Crake: Causal-Enhanced Table-Filler for Question Answering over Large Scale Knowledge Base
Minhao Zhang | Ruoyu Zhang | Yanzeng Li | Lei Zou
Findings of the Association for Computational Linguistics: NAACL 2022

Semantic parsing solves knowledge base (KB) question answering (KBQA) by composing a KB query, which generally involves node extraction (NE) and graph composition (GC) to detect and connect related nodes in a query. Despite the strong causal effects between NE and GC, previous works fail to directly model such causalities in their pipeline, hindering the learning of subtask correlations. Also, the sequence-generation process for GC in previous works induces ambiguity and exposure bias, which further harms accuracy. In this work, we formalize semantic parsing into two stages. In the first stage (graph structure generation), we propose a causal-enhanced table-filler to overcome the issues in sequence-modelling and to learn the internal causalities. In the second stage (relation extraction), an efficient beam-search algorithm is presented to scale complex queries on large-scale KBs. Experiments on LC-QuAD 1.0 indicate that our method surpasses previous state-of-the-arts by a large margin (17%) while remaining time and space efficiency.

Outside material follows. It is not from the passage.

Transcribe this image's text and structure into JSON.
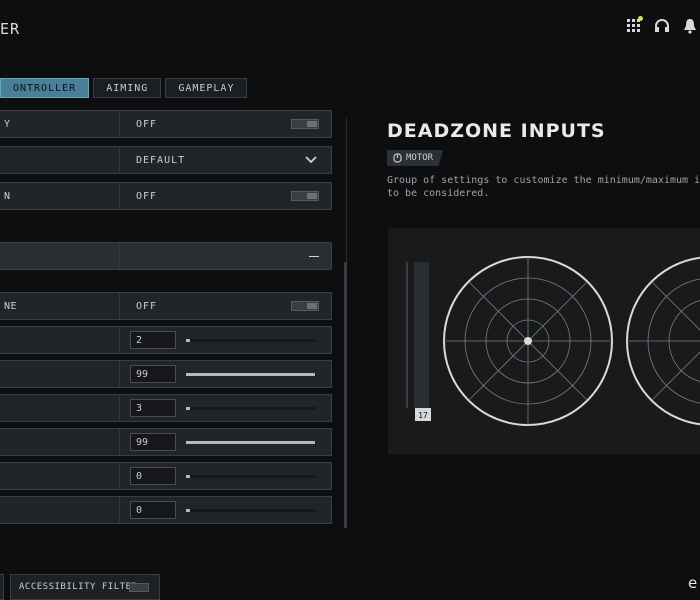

FITAnnotator: A Flexible and Intelligent Text Annotation System
Yanzeng Li | Bowen Yu | Li Quangang | Tingwen Liu
Proceedings of the 2021 Conference of the North American Chapter of the Association for Computational Linguistics: Human Language Technologies: Demonstrations

In this paper, we introduce FITAnnotator, a generic web-based tool for efficient text annotation. Benefiting from the fully modular architecture design, FITAnnotator provides a systematic solution for the annotation of a variety of natural language processing tasks, including classification, sequence tagging and semantic role annotation, regardless of the language. Three kinds of interfaces are developed to annotate instances, evaluate annotation quality and manage the annotation task for annotators, reviewers and managers, respectively. FITAnnotator also gives intelligent annotations by introducing task-specific assistant to support and guide the annotators based on active learning and incremental learning strategies. This assistant is able to effectively update from the annotator feedbacks and easily handle the incremental labeling scenarios.


Enhancing Pre-trained Chinese Character Representation with Word-aligned Attention
Yanzeng Li | Bowen Yu | Xue Mengge | Tingwen Liu
Proceedings of the 58th Annual Meeting of the Association for Computational Linguistics

Most Chinese pre-trained models take character as the basic unit and learn representation according to character’s external contexts, ignoring the semantics expressed in the word, which is the smallest meaningful utterance in Chinese. Hence, we propose a novel word-aligned attention to exploit explicit word information, which is complementary to various character-based Chinese pre-trained language models. Specifically, we devise a pooling mechanism to align the character-level attention to the word level and propose to alleviate the potential issue of segmentation error propagation by multi-source information fusion. As a result, word and character information are explicitly integrated at the fine-tuning procedure. Experimental results on five Chinese NLP benchmark tasks demonstrate that our method achieves significant improvements against BERT, ERNIE and BERT-wwm.